Sorry, I still haven't had a clear answer for "2. Move vs Split
decision" yet. Stadler's algorithm just materialize a virtual object on
demand. After then, its state changes from virtual to materialized.
IMHO, I don't think it is optimal placement. I feel the optimal
placement should be along domination frontier of the original
AllocateNode and Exit. It is like the minimal phi construction and we
might borrow the idea from it. I put aside it because it's indeed an
optimization problem. Maybe it's not a big deal in common cases.

I try to answer your questions inline.

On 10/20/22 5:26 PM, Vladimir Ivanov wrote:
> CAUTION: This email originated from outside of the organization. Do not click links or open attachments unless you can confirm the sender and know the content is safe.
> 
> 
> 
> Hi,
> 
>> I would like to update on this. I manage to get PEA work in Vladimir
>> Ivanov's testcase. I put the testcase, assembly and graphs here[1].
>>
>> Even though it is a quite simple case, I think it demonstrates that the
>> RFC is practical in C2. I proposed 3 major differences from Graal.
> 
> Nice! Also, a very similar (but a much more popular case) should be
> escape sites in catch blocks (as reported by JDK-8267532 [1]).
> 
>> 1. The algorithm runs in parser instead of optimizer.
>> 2. Prefer clone-and-eliminate strategy rather than
>> virtualize-and-materialize.
>> 3. Refrain from scalar replacement on-the-fly.
> 
> I don't understand how you plan to implement it solely during parsing.
> You could do some bookkeeping during parsing and capture JVM state, but
> I don't see how to do EA that early.
> 
> Also, please, elaborate on #3. It's not clear to me what do you mean there.
> 
I added a PEAState for each basic block[2].
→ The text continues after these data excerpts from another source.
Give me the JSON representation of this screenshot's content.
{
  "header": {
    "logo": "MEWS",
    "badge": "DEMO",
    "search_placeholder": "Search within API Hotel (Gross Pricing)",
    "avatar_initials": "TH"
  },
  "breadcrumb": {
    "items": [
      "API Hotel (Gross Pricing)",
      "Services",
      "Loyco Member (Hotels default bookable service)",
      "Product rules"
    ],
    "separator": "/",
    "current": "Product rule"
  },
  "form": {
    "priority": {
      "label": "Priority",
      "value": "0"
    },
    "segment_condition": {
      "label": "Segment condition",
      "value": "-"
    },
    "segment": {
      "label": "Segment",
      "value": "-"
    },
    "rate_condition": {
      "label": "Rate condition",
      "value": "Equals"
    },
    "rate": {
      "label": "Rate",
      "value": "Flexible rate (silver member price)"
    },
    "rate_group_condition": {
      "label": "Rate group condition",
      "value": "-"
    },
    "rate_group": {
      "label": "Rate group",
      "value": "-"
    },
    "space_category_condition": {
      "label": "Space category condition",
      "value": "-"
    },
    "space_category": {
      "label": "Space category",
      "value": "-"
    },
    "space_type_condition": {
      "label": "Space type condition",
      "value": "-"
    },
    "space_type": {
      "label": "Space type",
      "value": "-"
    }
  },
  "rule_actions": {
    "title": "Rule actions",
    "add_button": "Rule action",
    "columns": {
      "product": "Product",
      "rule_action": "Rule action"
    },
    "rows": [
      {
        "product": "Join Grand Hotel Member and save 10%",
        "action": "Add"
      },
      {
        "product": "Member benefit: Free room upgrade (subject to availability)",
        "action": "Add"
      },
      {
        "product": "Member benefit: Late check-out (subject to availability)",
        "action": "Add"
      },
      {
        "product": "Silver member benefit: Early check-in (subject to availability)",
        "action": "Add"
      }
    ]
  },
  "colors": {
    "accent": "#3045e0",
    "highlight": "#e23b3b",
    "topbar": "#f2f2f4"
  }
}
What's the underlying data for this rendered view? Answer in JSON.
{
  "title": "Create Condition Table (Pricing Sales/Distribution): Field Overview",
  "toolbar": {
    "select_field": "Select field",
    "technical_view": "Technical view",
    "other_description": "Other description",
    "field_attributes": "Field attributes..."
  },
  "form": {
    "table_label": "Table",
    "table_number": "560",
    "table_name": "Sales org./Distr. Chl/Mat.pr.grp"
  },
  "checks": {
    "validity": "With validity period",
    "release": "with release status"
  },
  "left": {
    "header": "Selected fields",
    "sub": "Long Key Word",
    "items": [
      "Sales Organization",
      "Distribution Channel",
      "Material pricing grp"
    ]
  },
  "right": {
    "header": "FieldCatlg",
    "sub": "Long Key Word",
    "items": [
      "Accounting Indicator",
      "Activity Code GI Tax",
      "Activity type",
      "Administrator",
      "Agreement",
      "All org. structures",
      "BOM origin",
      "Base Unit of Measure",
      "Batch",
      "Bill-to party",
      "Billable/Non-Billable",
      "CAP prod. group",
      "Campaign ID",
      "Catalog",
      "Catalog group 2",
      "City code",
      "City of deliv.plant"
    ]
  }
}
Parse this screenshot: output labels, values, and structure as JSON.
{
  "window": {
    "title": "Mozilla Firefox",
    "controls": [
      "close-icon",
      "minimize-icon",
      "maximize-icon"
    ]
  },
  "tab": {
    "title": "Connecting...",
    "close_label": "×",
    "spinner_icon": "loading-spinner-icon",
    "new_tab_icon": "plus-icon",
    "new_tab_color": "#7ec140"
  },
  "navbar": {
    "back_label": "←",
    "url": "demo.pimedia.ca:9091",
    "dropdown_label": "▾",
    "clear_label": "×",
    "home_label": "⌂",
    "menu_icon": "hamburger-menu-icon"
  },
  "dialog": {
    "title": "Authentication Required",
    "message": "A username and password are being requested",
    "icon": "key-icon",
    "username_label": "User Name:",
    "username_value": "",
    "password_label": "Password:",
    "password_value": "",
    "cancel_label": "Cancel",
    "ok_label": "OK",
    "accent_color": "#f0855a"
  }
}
If we need to materialize a virtual object, we just create a new
AllocateNode and its children in-place[3].

In Stadler's algorithm, it inherently performs "scalar replacement". Its
first step is to delete the original allocation node. PEA phase replaces
LoadField nodes with scalars. Because I propose to focus on 'escaping
object' only, we don't perform 'scalar replacement'. I leave them to the
C2 EA/SR. that's why I say "I refrain from on-the-fly scalar replacement".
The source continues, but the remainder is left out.